Large bolts of iron studded the door, and to one side hung a braided hoop of iron attached to a massive iron lock.

As she came closer, Tania felt the dull pressure growing behind her eyes and now she could see that the face of the iron door was etched all over with intricate and unpleasant designs. In the light of Connor's flashlight beam the unsettling shapes of centipedes and squids and spiders and crabs and worms writhed and crawled with sinister intent over the cold gray iron.

“Horrible,” muttered Rathina, shrinking away. “Most horrible!”

“I'll say,” said Connor. “What total sicko came up with all this?”

“Like you said,” murmured Tania, “it was put here to keep people out.” She screwed up her eyes against the discomfort that was bearing down on her from the door. “Can you get it open?”

Connor looked at Rathina. “How about it?”

Rathina grimaced but nodded. She put down the leather satchel and stepped up to the door. She gripped the iron hoop with both hands and wrenched at it.

“'Tis well closed!” she said puffing. “Come, Master Connor, lend your weight to our cause!”

Connor handed Tania the rubber flashlight, and
together he and Rathina took a double-handed grip on the hoop.

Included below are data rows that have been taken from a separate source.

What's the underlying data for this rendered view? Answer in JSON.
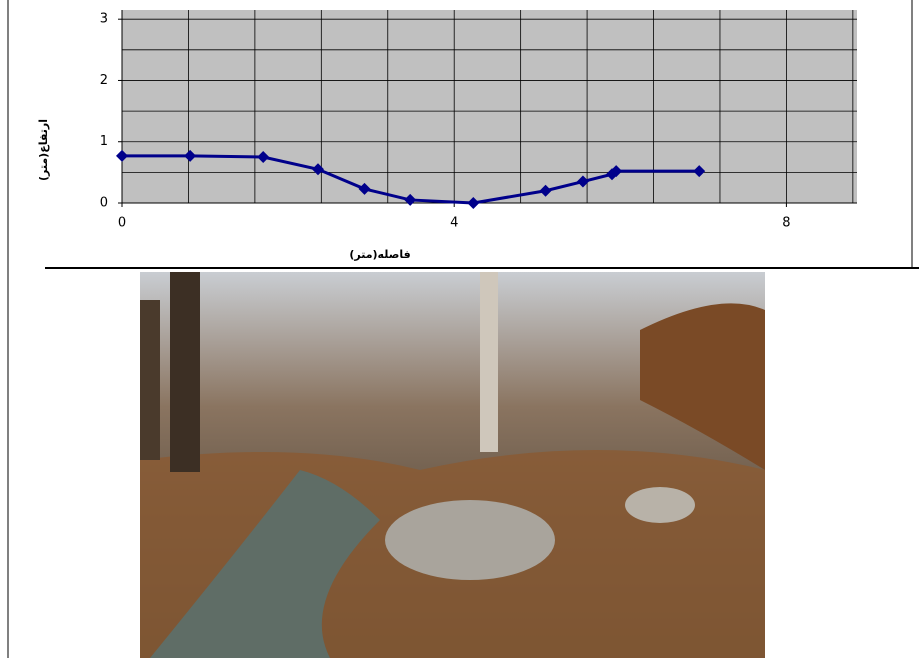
{
  "chart_data": {
    "type": "line",
    "x_label": "فاصله(متر)",
    "y_label": "ارتفاع(متر)",
    "x": [
      0,
      0.82,
      1.7,
      2.36,
      2.92,
      3.47,
      4.23,
      5.1,
      5.55,
      5.9,
      5.95,
      6.95
    ],
    "series": [
      {
        "color": "#00008b",
        "values": [
          0.77,
          0.77,
          0.75,
          0.55,
          0.23,
          0.05,
          0.0,
          0.2,
          0.35,
          0.47,
          0.52,
          0.52
        ]
      }
    ],
    "xlim": [
      0,
      8.85
    ],
    "ylim": [
      0,
      3.15
    ],
    "xticks": [
      0,
      4,
      8
    ],
    "yticks": [
      0,
      1,
      2,
      3
    ],
    "x_gridlines": [
      0.8,
      1.6,
      2.4,
      3.2,
      4,
      4.8,
      5.6,
      6.4,
      7.2,
      8,
      8.8
    ],
    "y_gridlines": [
      0.5,
      1,
      1.5,
      2,
      2.5,
      3
    ],
    "grid": true,
    "plot_background": "#c0c0c0"
  }
}
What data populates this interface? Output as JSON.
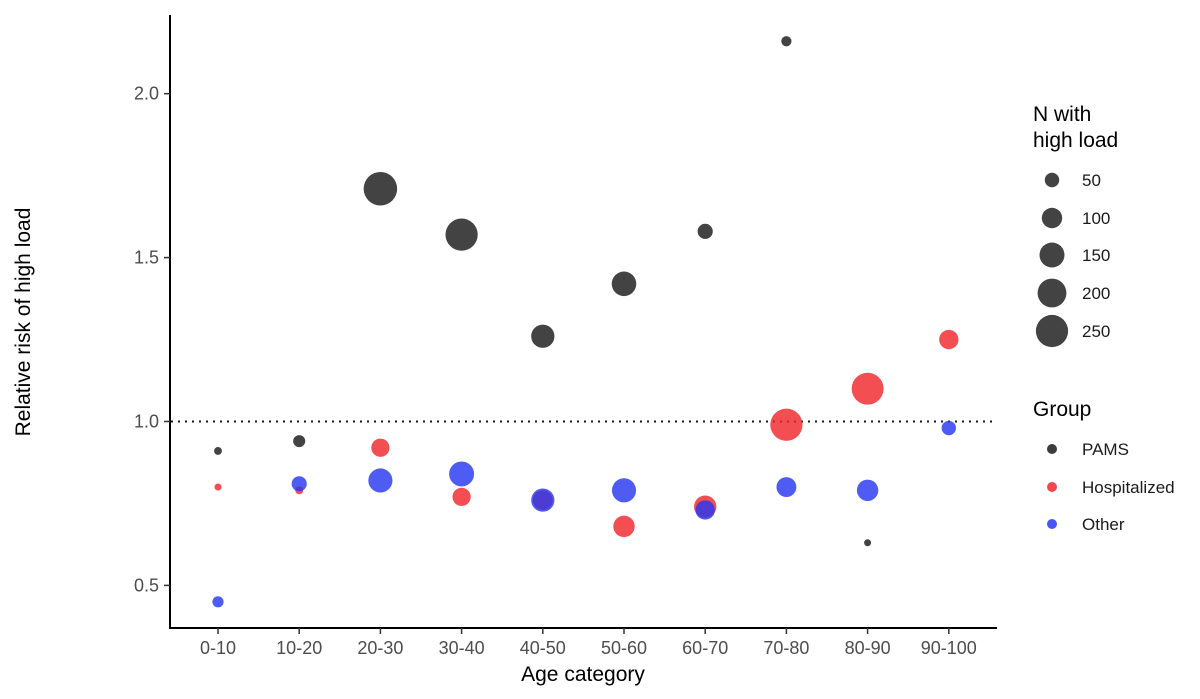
{
  "chart_data": {
    "type": "scatter",
    "xlabel": "Age category",
    "ylabel": "Relative risk of high load",
    "categories": [
      "0-10",
      "10-20",
      "20-30",
      "30-40",
      "40-50",
      "50-60",
      "60-70",
      "70-80",
      "80-90",
      "90-100"
    ],
    "ylim": [
      0.37,
      2.24
    ],
    "yticks": [
      0.5,
      1.0,
      1.5,
      2.0
    ],
    "ytick_labels": [
      "0.5",
      "1.0",
      "1.5",
      "2.0"
    ],
    "reference_line": 1.0,
    "size_legend": {
      "title_lines": [
        "N with",
        "high load"
      ],
      "values": [
        50,
        100,
        150,
        200,
        250
      ],
      "labels": [
        "50",
        "100",
        "150",
        "200",
        "250"
      ]
    },
    "group_legend": {
      "title": "Group"
    },
    "series": [
      {
        "name": "PAMS",
        "color": "#1a1a1a",
        "points": [
          {
            "x": "0-10",
            "y": 0.91,
            "n": 15
          },
          {
            "x": "10-20",
            "y": 0.94,
            "n": 35
          },
          {
            "x": "20-30",
            "y": 1.71,
            "n": 270
          },
          {
            "x": "30-40",
            "y": 1.57,
            "n": 250
          },
          {
            "x": "40-50",
            "y": 1.26,
            "n": 130
          },
          {
            "x": "50-60",
            "y": 1.42,
            "n": 145
          },
          {
            "x": "60-70",
            "y": 1.58,
            "n": 55
          },
          {
            "x": "70-80",
            "y": 2.16,
            "n": 25
          },
          {
            "x": "80-90",
            "y": 0.63,
            "n": 3
          }
        ]
      },
      {
        "name": "Hospitalized",
        "color": "#f0282d",
        "points": [
          {
            "x": "0-10",
            "y": 0.8,
            "n": 12
          },
          {
            "x": "10-20",
            "y": 0.79,
            "n": 15
          },
          {
            "x": "20-30",
            "y": 0.92,
            "n": 80
          },
          {
            "x": "30-40",
            "y": 0.77,
            "n": 80
          },
          {
            "x": "40-50",
            "y": 0.76,
            "n": 95
          },
          {
            "x": "50-60",
            "y": 0.68,
            "n": 110
          },
          {
            "x": "60-70",
            "y": 0.74,
            "n": 120
          },
          {
            "x": "70-80",
            "y": 0.99,
            "n": 250
          },
          {
            "x": "80-90",
            "y": 1.1,
            "n": 245
          },
          {
            "x": "90-100",
            "y": 1.25,
            "n": 90
          }
        ]
      },
      {
        "name": "Other",
        "color": "#2838f0",
        "points": [
          {
            "x": "0-10",
            "y": 0.45,
            "n": 30
          },
          {
            "x": "10-20",
            "y": 0.81,
            "n": 55
          },
          {
            "x": "20-30",
            "y": 0.82,
            "n": 140
          },
          {
            "x": "30-40",
            "y": 0.84,
            "n": 150
          },
          {
            "x": "40-50",
            "y": 0.76,
            "n": 130
          },
          {
            "x": "50-60",
            "y": 0.79,
            "n": 140
          },
          {
            "x": "60-70",
            "y": 0.73,
            "n": 90
          },
          {
            "x": "70-80",
            "y": 0.8,
            "n": 95
          },
          {
            "x": "80-90",
            "y": 0.79,
            "n": 110
          },
          {
            "x": "90-100",
            "y": 0.98,
            "n": 50
          }
        ]
      }
    ]
  }
}
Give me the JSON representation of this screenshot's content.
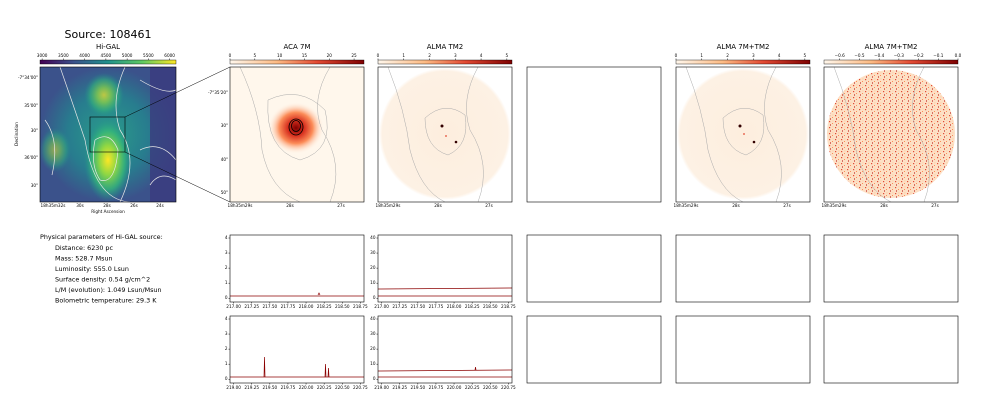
{
  "title": "Source: 108461",
  "higal": {
    "title": "Hi-GAL",
    "clim": [
      2950,
      6150
    ],
    "cticks": [
      3000,
      3500,
      4000,
      4500,
      5000,
      5500,
      6000
    ],
    "ylabel": "Declination",
    "xlabel": "Right Ascension",
    "dec_labels": [
      "-7°34'00\"",
      "35'00\"",
      "30\"",
      "36'00\"",
      "30\""
    ],
    "ra_labels": [
      "18h35m32s",
      "30s",
      "28s",
      "26s",
      "24s"
    ]
  },
  "cutouts": [
    {
      "title": "ACA 7M",
      "clim": [
        0,
        27
      ],
      "cticks": [
        0,
        5,
        10,
        15,
        20,
        25
      ],
      "dec_labels": [
        "-7°35'20\"",
        "30\"",
        "40\"",
        "50\""
      ],
      "ra_labels": [
        "18h35m29s",
        "28s",
        "27s"
      ]
    },
    {
      "title": "ALMA TM2",
      "clim": [
        0,
        5.2
      ],
      "cticks": [
        0,
        1,
        2,
        3,
        4,
        5
      ],
      "ra_labels": [
        "18h35m29s",
        "28s",
        "27s"
      ]
    },
    {
      "title": "ALMA 7M+TM2",
      "clim": [
        0,
        5.2
      ],
      "cticks": [
        0,
        1,
        2,
        3,
        4,
        5
      ],
      "ra_labels": [
        "18h35m29s",
        "28s",
        "27s"
      ]
    },
    {
      "title": "ALMA 7M+TM2",
      "clim": [
        -0.68,
        0.0
      ],
      "cticks": [
        {
          "value": -0.6,
          "label": "−0.6"
        },
        {
          "value": -0.5,
          "label": "−0.5"
        },
        {
          "value": -0.4,
          "label": "−0.4"
        },
        {
          "value": -0.3,
          "label": "−0.3"
        },
        {
          "value": -0.2,
          "label": "−0.2"
        },
        {
          "value": -0.1,
          "label": "−0.1"
        },
        {
          "value": 0.0,
          "label": "0.0"
        }
      ],
      "ra_labels": [
        "18h35m29s",
        "28s",
        "27s"
      ]
    }
  ],
  "info": {
    "heading": "Physical parameters of Hi-GAL source:",
    "lines": [
      "Distance: 6230 pc",
      "Mass: 528.7 Msun",
      "Luminosity: 555.0 Lsun",
      "Surface density: 0.54 g/cm^2",
      "L/M (evolution): 1.049 Lsun/Msun",
      "Bolometric temperature: 29.3 K"
    ]
  },
  "spectra": [
    {
      "xlim": [
        216.95,
        218.8
      ],
      "xticks": [
        {
          "value": 217.0,
          "label": "217.00"
        },
        {
          "value": 217.25,
          "label": "217.25"
        },
        {
          "value": 217.5,
          "label": "217.50"
        },
        {
          "value": 217.75,
          "label": "217.75"
        },
        {
          "value": 218.0,
          "label": "218.00"
        },
        {
          "value": 218.25,
          "label": "218.25"
        },
        {
          "value": 218.5,
          "label": "218.50"
        },
        {
          "value": 218.75,
          "label": "218.75"
        }
      ]
    },
    {
      "xlim": [
        218.95,
        220.8
      ],
      "xticks": [
        {
          "value": 219.0,
          "label": "219.00"
        },
        {
          "value": 219.25,
          "label": "219.25"
        },
        {
          "value": 219.5,
          "label": "219.50"
        },
        {
          "value": 219.75,
          "label": "219.75"
        },
        {
          "value": 220.0,
          "label": "220.00"
        },
        {
          "value": 220.25,
          "label": "220.25"
        },
        {
          "value": 220.5,
          "label": "220.50"
        },
        {
          "value": 220.75,
          "label": "220.75"
        }
      ]
    }
  ],
  "spectra_y": [
    {
      "ylim": [
        -0.25,
        4.2
      ],
      "yticks": [
        0,
        1,
        2,
        3,
        4
      ]
    },
    {
      "ylim": [
        -2.5,
        42
      ],
      "yticks": [
        0,
        10,
        20,
        30,
        40
      ]
    }
  ]
}
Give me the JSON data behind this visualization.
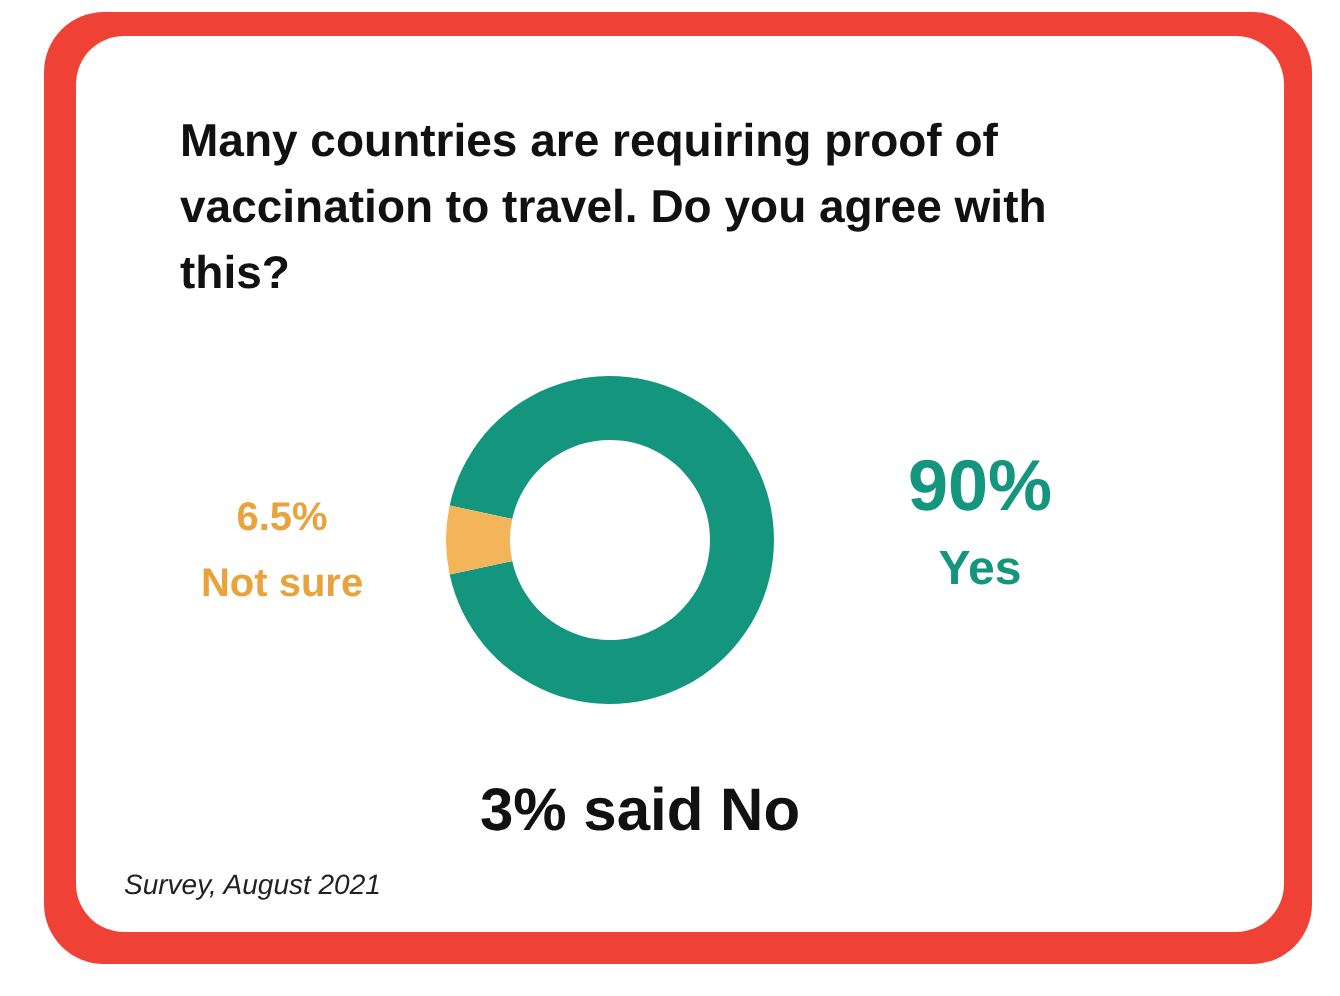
{
  "chart_data": {
    "type": "donut",
    "title": "Many countries are requiring proof of vaccination to travel. Do you agree with this?",
    "categories": [
      "Yes",
      "Not sure"
    ],
    "values": [
      90,
      6.5
    ],
    "colors": [
      "#13967d",
      "#f4b55a"
    ],
    "value_labels": [
      "90%",
      "6.5%"
    ],
    "annotations": [
      "3% said No",
      "Survey, August 2021"
    ]
  }
}
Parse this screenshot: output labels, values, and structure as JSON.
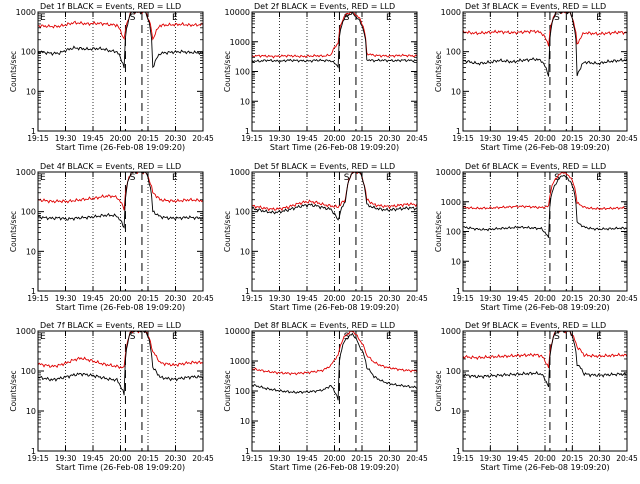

“Three—two—go!” said Connor.

They fought together with the hoop, and gradually inch by slow inch it began to turn with a piercing noise that set Tania's teeth on edge.

As they managed to get the hoop to a half turn, there was a low clanking sound from deep within the door.

“The lock is free!” shouted Rathina. “Pull now, Master Connor. Pull with all your might!”

They dug their heels in and hauled back on the door—and with the terrible screeching of metal grazing stone it began to open.

Tania stepped back as the door grated toward her, the ancient iron shuddering and grinding over the threshold as it was slowly forced open.

“Ha! A hard-won struggle,” said Rathina, gasping as the door finally clanked back on its hinges. She picked up the satchel and slapped Connor on the back. “'Twas well done, Master Connor! You have muscle and sinew after all, so it would seem.”

“Thanks,” said Connor. “Same to you. Tania? Are you okay to go inside, do you think?”

Tania nodded. Now that the iron door had been shifted, she was able to walk into the tower without too much discomfort.

She found herself in an open square vestibule. She traced the flashlight beam over a series of wooden doors that lined the four walls. A heavy wooden
staircase went zigzagging up to a succession of galleries that jutted out all the way to the high roof of the tower.

Rathina strode across the floor and opened one of the doors. Tania shone the light inside. The room was large and filled with tables and lecterns and bookcases—and over every surface teemed a bewildering profusion of scrolls and books and parchments. Tomes and papers clogged every shelf, and even more spilled onto the floor.